European Commission logo
English English
CORDIS - EU research results
CORDIS

Rationally Designed Supramolecular Bio-inorganic Hydrogels for Tumour Therapy

Final Report Summary - HOT SHOT (Rationally designed supra-molecular bio-inorganic hydrogels for tumour therapy)

Directly or indirectly, cancer affects most people's lives, regardless of sex, social status or age group. Alongside cardiovascular diseases, cancer is one of the leading causes of death and imposes a huge burden of morbidity and mortality in Europe and worldwide. In addition to causing pain and suffering, cancer can substantially affect patients' ability to lead a normal life and often necessitates prolonged periods of hospitalization and informal care. These demands put significant financial and social pressure on governments, local institutions and families.

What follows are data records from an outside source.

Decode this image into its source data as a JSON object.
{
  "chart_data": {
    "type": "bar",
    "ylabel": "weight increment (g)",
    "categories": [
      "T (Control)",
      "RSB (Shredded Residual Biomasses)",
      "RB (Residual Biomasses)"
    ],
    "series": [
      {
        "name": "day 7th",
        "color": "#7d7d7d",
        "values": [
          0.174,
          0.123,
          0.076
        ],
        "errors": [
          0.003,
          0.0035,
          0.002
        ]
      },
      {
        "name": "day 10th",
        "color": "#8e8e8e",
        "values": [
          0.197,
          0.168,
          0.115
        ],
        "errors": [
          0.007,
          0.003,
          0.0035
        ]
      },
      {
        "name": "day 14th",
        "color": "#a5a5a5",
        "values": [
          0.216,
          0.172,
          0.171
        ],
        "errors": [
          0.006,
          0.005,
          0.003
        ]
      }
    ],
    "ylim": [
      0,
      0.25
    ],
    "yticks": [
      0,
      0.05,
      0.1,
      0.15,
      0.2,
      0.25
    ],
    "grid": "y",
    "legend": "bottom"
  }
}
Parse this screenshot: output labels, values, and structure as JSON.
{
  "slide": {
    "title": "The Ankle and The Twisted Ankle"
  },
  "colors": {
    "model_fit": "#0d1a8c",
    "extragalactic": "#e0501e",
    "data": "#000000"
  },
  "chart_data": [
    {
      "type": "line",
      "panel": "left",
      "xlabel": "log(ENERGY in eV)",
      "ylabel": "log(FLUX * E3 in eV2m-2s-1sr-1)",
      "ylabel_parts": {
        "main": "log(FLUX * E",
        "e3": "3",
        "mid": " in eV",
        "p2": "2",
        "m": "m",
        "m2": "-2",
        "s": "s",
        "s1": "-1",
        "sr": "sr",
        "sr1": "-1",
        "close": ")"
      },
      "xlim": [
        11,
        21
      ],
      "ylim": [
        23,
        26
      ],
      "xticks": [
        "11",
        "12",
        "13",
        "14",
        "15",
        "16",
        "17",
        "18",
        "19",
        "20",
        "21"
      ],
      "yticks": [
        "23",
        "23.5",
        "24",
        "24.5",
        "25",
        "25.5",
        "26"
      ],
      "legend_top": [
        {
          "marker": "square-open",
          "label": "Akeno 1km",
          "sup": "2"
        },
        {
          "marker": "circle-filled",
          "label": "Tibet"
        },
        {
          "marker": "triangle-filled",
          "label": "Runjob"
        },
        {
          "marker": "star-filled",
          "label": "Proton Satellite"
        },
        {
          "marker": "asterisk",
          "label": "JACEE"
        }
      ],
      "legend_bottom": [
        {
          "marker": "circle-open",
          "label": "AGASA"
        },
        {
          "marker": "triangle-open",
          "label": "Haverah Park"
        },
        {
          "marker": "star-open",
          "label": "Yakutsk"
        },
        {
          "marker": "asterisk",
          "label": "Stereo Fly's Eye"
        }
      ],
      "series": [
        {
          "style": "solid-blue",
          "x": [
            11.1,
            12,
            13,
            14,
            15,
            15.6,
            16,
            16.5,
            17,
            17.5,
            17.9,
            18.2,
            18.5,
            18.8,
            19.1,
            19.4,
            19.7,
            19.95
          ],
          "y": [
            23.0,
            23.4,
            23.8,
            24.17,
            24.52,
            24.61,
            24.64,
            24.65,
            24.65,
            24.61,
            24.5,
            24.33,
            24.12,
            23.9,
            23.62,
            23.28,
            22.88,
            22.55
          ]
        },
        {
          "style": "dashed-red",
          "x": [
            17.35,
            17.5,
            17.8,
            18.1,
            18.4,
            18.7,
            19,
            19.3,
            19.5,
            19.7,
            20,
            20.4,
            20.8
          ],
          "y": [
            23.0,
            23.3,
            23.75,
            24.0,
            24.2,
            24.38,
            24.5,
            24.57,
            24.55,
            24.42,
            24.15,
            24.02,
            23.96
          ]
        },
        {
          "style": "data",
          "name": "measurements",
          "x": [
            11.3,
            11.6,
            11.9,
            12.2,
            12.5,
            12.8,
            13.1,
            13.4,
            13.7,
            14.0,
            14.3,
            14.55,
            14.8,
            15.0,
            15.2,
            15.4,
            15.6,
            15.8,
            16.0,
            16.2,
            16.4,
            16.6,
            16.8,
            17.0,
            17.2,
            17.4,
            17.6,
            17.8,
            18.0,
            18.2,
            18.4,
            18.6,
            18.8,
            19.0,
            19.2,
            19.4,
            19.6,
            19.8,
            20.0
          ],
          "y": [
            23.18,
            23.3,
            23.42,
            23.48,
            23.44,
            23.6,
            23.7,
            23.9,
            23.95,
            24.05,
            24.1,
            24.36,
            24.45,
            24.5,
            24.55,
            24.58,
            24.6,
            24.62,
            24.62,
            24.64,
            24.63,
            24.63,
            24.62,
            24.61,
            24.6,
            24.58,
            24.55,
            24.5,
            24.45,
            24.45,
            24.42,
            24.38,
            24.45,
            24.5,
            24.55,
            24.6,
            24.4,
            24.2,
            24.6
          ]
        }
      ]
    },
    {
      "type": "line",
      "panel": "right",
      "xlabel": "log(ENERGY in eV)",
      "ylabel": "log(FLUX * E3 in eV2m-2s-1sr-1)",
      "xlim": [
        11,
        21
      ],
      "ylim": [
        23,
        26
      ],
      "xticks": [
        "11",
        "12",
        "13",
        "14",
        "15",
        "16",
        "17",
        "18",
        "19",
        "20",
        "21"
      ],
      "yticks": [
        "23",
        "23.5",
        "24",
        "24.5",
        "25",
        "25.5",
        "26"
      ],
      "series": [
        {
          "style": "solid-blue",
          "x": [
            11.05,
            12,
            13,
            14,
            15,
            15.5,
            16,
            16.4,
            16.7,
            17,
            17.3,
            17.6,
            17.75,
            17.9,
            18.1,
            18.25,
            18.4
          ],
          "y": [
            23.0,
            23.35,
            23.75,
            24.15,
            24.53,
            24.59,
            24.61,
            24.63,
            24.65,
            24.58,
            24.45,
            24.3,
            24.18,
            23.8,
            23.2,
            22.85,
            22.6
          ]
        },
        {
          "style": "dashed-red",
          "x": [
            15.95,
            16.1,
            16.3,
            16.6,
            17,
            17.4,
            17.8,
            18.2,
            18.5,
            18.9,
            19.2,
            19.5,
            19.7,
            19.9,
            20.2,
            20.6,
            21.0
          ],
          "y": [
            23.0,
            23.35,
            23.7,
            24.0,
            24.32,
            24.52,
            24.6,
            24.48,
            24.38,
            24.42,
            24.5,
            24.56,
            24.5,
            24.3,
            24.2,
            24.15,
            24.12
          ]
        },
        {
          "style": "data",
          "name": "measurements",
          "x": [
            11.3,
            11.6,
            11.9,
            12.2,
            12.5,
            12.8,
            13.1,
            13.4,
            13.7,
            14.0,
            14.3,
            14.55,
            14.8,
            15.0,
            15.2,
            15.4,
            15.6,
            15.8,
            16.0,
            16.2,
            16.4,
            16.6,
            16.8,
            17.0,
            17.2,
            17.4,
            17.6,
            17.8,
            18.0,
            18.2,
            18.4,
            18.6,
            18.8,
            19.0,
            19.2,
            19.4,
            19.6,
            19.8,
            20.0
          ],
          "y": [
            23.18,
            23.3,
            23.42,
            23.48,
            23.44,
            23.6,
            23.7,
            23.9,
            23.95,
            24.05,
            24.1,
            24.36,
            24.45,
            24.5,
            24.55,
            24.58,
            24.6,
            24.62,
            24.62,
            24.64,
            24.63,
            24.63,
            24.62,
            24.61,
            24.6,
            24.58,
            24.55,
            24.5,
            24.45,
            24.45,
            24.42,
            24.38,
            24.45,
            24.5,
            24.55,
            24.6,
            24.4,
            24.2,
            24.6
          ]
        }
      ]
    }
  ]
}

In consideration of these issues, the Medical Standing Committee of the European Science Foundation established in 2005 that cancer, together with neurodegenerative and cardiovascular diseases, are the priority targets for the development of new technologies. The project HOT SHOT wants to take part to the enormous effort that scientists are investing into cancer research. In this project, the unique physical properties of nanoscale materials are combined with current technology to develop novel and effective agents for tumour imaging and therapeutics for cancer treatment.

In HOT SHOT novel peptide-based multifunctional particles were developed. These particles are highly engineered hydrogels made of inorganic nanoparticles, polyethyleneglycol (PEG) molecules and designer peptides. These composite particles are designed to serve as drug delivery systems with controlled release, source of thermal ablation of cancer cells and contrast agents for X-ray tumour imaging. The key feature of these highly engineered particles are the coiled coil peptides that constitute the physical link of the hydrogel and whose self-assembly is controlled by environmental conditions. Both temperature and pH responsive coiled coil peptides were successfully synthesised and characterized.

Several strategies for coupling the peptides to PEG molecules to form tri-blocks were studied and attempted, including the classic peptide bond, combinatorial chemistry and click chemistry approaches. Several nanoscale materials were considered as heat sources upon near-infrared radiation, including silica/gold core/shell nanoparticles, gold nanorods and gold hollow nanospheres. International collaborations with universities in Europe and USA were established for the procurement of such materials. The organic-inorganic composite was successfully synthesised and their behaviour studied upon temperature and pH changes. A laser with near-infrared emission was built and used to trigger the disruption of the hydrogel. The hydrogel was shaped in sub-micrometer sized beads by using an electrospraying technique.

One important aim of this fellowship was to provide training in nanomaterials, peptide chemistry, as well as new instruments. On this respect, this fellowship has been a unique learning opportunity. The value of the acquired experience has been boosted by collaborations with colleagues at Imperial College London as well as scientists from renowned institutes in the UK and abroad. The characterisation of the coiled-coils behaviour led to the development of novel peptide-based pH sensor - an on-going collaboration with the London Centre for Nanotechnology - and sensor surfaces for reversible analyte binding; rationally designed peptides were also used to develop sensors with high sensitivity towards prostate specific antigen, an important biomarker for the detection of prostate cancer.

The intense research activity carried on during this fellowship has been recognised by the 2009 June Wilson Award of the London Materials Society: The experience acquired in nanomedicine for cancer research has also led to the realisation of an invited review for a major journal in the field of nanotechnology. This review aims at bridging the medical and scientific communities, encouraging collaborations and the set up of interdisciplinary research projects.